Trillion-ton iceberg sparks debate over climate change factor

MELBOURNE, Australia - One of the biggest icebergs ever recorded, a trillion-ton behemoth more than five times the size of Hong Kong, has broken off Antarctica, triggering disagreement among scientists over whether global warming is to blame.

The event, captured by satellite, happened sometime in the past few days when the giant chunk snapped off an ice shelf.

While such "calving" of icebergs is not unusual, this is an especially big one, covering roughly 6,000 square kilometers.

Its volume is twice that of Lake Erie, the fourth-largest of the five Great Lakes in North America, and the 13th-largest globally if measured in terms of surface area.

The iceberg, known as A68, broke loose from the Larsen C ice shelf, which scientists had been monitoring for months as they watched a crack grow more than 200 km long.

Scientists say global warming has caused a thinning of such shelves, but they differ on whether the latest event can be blamed on climate change.

The iceberg is considered unlikely to pose any threat to shipping.
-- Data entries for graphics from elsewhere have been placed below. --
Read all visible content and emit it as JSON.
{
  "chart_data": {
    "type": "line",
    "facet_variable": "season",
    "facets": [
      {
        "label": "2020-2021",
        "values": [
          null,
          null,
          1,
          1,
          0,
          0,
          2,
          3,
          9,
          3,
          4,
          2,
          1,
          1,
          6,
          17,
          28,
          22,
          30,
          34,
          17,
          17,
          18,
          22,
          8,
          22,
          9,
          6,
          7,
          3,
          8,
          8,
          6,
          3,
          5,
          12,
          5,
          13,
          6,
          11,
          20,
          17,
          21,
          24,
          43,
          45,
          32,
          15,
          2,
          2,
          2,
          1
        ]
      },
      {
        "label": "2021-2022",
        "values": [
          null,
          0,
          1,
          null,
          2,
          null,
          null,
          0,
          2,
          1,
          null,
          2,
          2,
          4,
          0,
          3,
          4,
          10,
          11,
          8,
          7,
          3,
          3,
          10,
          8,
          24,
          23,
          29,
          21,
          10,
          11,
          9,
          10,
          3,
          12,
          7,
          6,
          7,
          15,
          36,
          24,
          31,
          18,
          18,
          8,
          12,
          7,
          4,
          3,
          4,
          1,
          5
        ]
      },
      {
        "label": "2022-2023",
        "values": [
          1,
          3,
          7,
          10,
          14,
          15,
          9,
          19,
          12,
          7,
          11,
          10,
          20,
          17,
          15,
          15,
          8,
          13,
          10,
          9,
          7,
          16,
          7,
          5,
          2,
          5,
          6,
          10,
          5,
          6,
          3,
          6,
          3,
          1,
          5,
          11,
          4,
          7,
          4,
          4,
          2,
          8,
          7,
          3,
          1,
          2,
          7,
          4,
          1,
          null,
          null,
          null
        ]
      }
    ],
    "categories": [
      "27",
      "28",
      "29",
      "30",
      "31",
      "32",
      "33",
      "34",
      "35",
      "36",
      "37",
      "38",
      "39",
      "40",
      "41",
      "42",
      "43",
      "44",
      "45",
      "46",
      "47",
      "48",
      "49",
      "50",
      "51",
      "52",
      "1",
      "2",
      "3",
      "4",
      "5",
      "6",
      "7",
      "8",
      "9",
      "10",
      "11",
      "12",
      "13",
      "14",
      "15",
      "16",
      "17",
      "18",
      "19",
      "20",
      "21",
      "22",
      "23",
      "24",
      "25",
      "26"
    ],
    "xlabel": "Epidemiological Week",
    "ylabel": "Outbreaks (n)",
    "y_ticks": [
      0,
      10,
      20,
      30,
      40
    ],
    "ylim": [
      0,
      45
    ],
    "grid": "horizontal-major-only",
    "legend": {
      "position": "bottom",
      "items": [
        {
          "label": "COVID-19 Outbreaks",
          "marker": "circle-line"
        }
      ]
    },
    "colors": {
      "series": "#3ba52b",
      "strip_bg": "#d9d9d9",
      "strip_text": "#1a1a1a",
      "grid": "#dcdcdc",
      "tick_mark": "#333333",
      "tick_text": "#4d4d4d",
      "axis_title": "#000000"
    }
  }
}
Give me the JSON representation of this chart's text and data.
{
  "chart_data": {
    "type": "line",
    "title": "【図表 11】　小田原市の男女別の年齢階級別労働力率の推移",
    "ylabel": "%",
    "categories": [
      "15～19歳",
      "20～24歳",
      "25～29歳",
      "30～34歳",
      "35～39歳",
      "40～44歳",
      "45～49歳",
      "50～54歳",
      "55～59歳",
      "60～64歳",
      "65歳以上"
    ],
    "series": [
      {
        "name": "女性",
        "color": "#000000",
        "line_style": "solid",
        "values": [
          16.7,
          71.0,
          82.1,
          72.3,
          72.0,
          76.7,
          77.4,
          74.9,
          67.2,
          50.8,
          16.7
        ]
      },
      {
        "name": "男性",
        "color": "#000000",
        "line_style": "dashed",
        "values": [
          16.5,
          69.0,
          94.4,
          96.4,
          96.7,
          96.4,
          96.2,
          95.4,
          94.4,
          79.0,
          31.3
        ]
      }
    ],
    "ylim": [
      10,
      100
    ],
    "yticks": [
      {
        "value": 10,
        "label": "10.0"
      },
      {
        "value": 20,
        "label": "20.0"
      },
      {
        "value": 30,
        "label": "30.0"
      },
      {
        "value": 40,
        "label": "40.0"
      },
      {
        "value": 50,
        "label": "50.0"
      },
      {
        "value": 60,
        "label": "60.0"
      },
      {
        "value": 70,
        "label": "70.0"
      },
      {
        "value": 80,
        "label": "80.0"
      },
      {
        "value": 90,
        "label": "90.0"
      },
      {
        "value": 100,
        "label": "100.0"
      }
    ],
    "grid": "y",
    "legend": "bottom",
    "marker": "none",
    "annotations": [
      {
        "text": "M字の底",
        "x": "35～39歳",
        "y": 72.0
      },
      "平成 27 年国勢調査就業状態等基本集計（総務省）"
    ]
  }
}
And since the ice was already floating, the breakup won't raise sea levels in the short term, the project said in a statement.

But it removed more than 10 percent of the ice shelf, and if that eventually hastens the flow of glaciers behind it into the water, there could be a "very modest" rise in sea level, the project said.

Watching closely

Two other Antarctic ice shelves, farther north on the Antarctic Peninsula, collapsed in 1995 and 2002. That sped up the slide of glaciers, which contributed to sea-level rise, David Vaughan, director of science at the British Antarctic Survey, said in a statement.

"Our glaciologists will now be watching closely to see whether the remaining Larsen C ice shelf becomes less stable than before the iceberg broke free," he said.

Swansea University glaciologist Martin O'Leary, a member of the MIDAS project, called it "a natural event, and we're not aware of any link to human-induced climate change."

However, Ian Simmonds, a professor at the School of Earth Sciences at the University of Melbourne, said man-made global warming had accelerated the process.

"The calving of this huge iceberg from the Larsen C ice shelf is deeply troubling. This follows the collapse of part of the Larsen B ice shelf in February 2002," Simmonds said.

"The causes of these breakups are similar. Temperatures have risen dramatically in the region over recent decades. This has meant that summer temperatures now frequently get above freezing, and the associated surface melting significantly weakens the ice shelves."

A spokeswoman for the British Antarctic survey said there's not enough information to say whether the calving is an effect of climate change, though there's good evidence global warming has caused thinning of the ice shelf.

As for any danger to navigation, scientists said the iceberg will probably break up and its pieces will circle Antarctica for years or decades rather than drifting northward into shipping lanes.